France | France, Cour administrative d'appel, 5ème chambre, 26 janvier 2024, 23MA00093


Vu la procédure suivante :



Procédure contentieuse antérieure :



La SAS ERT Technologies a demandé au tribunal administratif de Marseille d'annuler la décision du 9 avril 2019 par laquelle le directeur régional des entreprises, de la concurrence, de la consommation, du travail et de l'emploi lui a infligé une amende administrative d'un montant total de 35 200 euros sur le fondement des dispositions de l'article L. 8115-5 du code du travail.



Par un jugement n° 1904814 du 9 novembre 2022, le tribunal administratif de Marseil

le a rejeté sa demande.



Procédure devant la Cour :



Par une requête, enr...

Vu la procédure suivante :

Procédure contentieuse antérieure :

La SAS ERT Technologies a demandé au tribunal administratif de Marseille d'annuler la décision du 9 avril 2019 par laquelle le directeur régional des entreprises, de la concurrence, de la consommation, du travail et de l'emploi lui a infligé une amende administrative d'un montant total de 35 200 euros sur le fondement des dispositions de l'article L. 8115-5 du code du travail.

Par un jugement n° 1904814 du 9 novembre 2022, le tribunal administratif de Marseille a rejeté sa demande.

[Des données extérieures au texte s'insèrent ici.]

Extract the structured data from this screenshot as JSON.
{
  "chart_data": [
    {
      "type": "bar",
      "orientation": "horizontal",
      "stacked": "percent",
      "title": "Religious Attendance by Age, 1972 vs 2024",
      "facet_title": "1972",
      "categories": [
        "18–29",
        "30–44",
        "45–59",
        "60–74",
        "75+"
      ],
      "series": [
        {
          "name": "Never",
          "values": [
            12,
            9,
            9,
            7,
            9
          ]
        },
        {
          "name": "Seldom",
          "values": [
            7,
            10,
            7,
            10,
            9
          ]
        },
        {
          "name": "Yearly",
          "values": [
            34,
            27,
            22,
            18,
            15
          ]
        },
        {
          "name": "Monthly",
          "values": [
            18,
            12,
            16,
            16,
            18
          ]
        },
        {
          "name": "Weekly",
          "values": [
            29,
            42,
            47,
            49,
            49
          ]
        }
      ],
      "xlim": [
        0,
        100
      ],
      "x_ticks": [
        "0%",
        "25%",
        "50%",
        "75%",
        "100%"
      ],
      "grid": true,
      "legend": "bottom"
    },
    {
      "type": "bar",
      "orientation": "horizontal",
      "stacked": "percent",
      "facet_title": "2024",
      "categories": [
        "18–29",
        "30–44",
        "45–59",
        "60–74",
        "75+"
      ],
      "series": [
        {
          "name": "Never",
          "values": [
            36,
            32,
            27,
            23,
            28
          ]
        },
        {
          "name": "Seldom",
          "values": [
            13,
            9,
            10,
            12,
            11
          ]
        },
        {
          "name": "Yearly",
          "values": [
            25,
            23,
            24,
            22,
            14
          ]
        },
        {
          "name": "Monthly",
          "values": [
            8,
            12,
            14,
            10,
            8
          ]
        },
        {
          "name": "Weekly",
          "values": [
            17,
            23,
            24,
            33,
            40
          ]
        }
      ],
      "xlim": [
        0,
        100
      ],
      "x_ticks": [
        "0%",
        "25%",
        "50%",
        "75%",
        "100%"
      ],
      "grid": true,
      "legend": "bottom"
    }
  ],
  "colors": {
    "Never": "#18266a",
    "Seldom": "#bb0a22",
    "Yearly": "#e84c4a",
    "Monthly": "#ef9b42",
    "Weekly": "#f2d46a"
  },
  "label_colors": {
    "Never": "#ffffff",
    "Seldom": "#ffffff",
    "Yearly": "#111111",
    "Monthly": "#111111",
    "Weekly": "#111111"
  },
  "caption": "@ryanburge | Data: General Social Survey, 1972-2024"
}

Procédure devant la Cour :

Par une requête, enregistrée le 13 janvier 2023, la société ERT Technologies, représentée par Me Chapelle, demande à la Cour :

1°) d'annuler ce jugement du 9 novembre 2022 ;

2°) d'annuler la décision du 9 avril 2019 ;

3°) de mettre à la charge de l'Etat une somme de 2 000 euros en application de l'article L. 761-1 du code de justice administrative.

Elle soutient que :

- une seule amende pouvait être prononcée à raison du manquement aux dispositions visées au 5° de l'article L. 8115-1 du code du travail dans leur ensemble ; le cumul effectué à raison de trois manquements qui relèvent tous de ces dispositions est illégal ;

- le nombre de salariés concernés par chaque manquement n'est pas caractérisé, ni leur identité précisée ; les chiffres retenus sont seulement ceux de l'effectif théorique maximal et non ceux constatés par l'inspecteur du travail sur place ;

- au sein du site contrôlé, aucun des postes de travail ne nécessite des équipements de travail ou de sécurité ; il n'y a dès lors pas d'obligation de mettre à disposition un vestiaire et aucun manquement aux dispositions des articles R. 4228-1 et R. 4228-2 du code du travail ne peut être retenu ;

- les installations sanitaires sont supérieures en nombre au minimum requis, un cabinet d'aisance pouvant être substitué à un urinoir, de sorte qu'aucun manquement aux dispositions de l'article R. 4228-10 du code du travail n'est davantage constitué ;

- elle n'est pas responsable des odeurs constatées qui résultent de problèmes de canalisation bouchées pour lesquels elle a fait intervenir des professionnels à plusieurs reprises ; aucun défaut d'aménagement n'est caractérisé, ni par conséquent aucun manquement aux dispositions de l'article R. 4228-11 du code du travail.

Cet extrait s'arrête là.